INCORPORATION BY REFERENCE
All references, articles, publications, patents, patent publications, and patent applications cited herein are incorporated by reference in their entireties for all purposes. However, mention of any reference, article, publication, patent, patent publication, and patent application cited herein is not, and should not be taken as, an acknowledgment or any form of suggestion that they constitute valid prior art or form part of the common general knowledge in any country in the world.

Claims:We Claim:
1. A method for preparing a silane-coated steel substrate, comprising coating a composition comprising hydrolysed glycidyloxypropyl trimethoxysilane (GPTMS) on a steel substrate at a cathodic deposition potential.

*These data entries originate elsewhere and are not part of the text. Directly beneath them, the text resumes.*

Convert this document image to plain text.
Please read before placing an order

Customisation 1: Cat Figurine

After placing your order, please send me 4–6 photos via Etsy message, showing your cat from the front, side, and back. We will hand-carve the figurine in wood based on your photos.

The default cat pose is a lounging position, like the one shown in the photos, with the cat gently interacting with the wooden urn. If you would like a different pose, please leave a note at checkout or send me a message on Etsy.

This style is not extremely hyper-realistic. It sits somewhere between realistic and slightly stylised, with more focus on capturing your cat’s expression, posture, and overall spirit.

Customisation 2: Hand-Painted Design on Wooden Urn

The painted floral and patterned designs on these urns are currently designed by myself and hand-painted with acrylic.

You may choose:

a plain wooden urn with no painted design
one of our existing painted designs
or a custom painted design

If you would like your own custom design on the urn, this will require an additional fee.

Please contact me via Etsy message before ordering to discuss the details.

2. The method as claimed in claim 1, wherein the GPTMS is present at a concentration ranging from about 10% to about 20% v/v.
3. The method as claimed in claim 2, wherein the concentration of the GPTMS in the composition is 10% v/v.
4. The method as claimed in claim 2, wherein the concentration of the GPTMS in the composition is 20% v/v.
5. The method as claimed in claim 1, wherein the cathodic deposition potential ranges from -0.8V to -2.0V.
6. The method as claimed in claim 5, wherein the cathodic deposition potential is -1.5V.
7. The method as claimed in claim 5, wherein the cathodic deposition potential is -2.0V.
8. The method as claimed in claim 1, wherein the composition is coated at the cathodic deposition potential from about 15 minutes to about 30 minutes.
9. The method as claimed in claim 8, wherein the composition is coated at the cathodic deposition potential for 15 minutes.
10. The method as claimed in claim 8, wherein the composition is coated at the cathodic deposition potential for 30 minutes.
11. The method as claimed in claim 1, wherein the GPTMS is present in the composition at a concentration of 20% v/v, the cathodic deposition potential is -1.5V or -2.0V, and the composition is coated at the cathodic deposition potential for 15 or 30 minutes.
12. The method as claimed in claim 1, wherein the hydrolysed GPTMS is obtained by mixing GPTMS with water and alcohol.
13. The method as claimed in claim 12, wherein the alcohol is selected from the group consisting of methanol, ethanol, propanol, butanol, and a combination thereof.
14. The method as claimed in claim 12, wherein the alcohol is ethanol.
15. The method as claimed in claim 12, wherein the alcohol is present at a concentration of about 10% v/v and the water is present at a concentration ranging from about 70% v/v to about 80% v/v.
16. The method as claimed in claim 12, wherein an acid is added to a mixture of GPTMS, water, and alcohol to accelerate hydrolysis.
17. The method of claim 16, wherein the acid is selected from acetic acid or hydrochloric acid.
18. A silane-coated steel substrate produced by the method as claimed in claim 1.
19. A steel substrate comprising a coating comprising hydrolysed glycidyloxypropyl trimethoxysilane (GPTMS).
20. A composition for use in coating a steel substrate, comprising hydrolysed glycidyloxypropyl trimethoxysilane (GPTMS).
21. The composition as claimed in claim 0, wherein the GPTMS is present at a concentration ranging from about 10% to about 20% v/v.
22. The composition as claimed in claim 0, wherein the GPTMS is present at a concentration of 10% v/v or 20% v/v.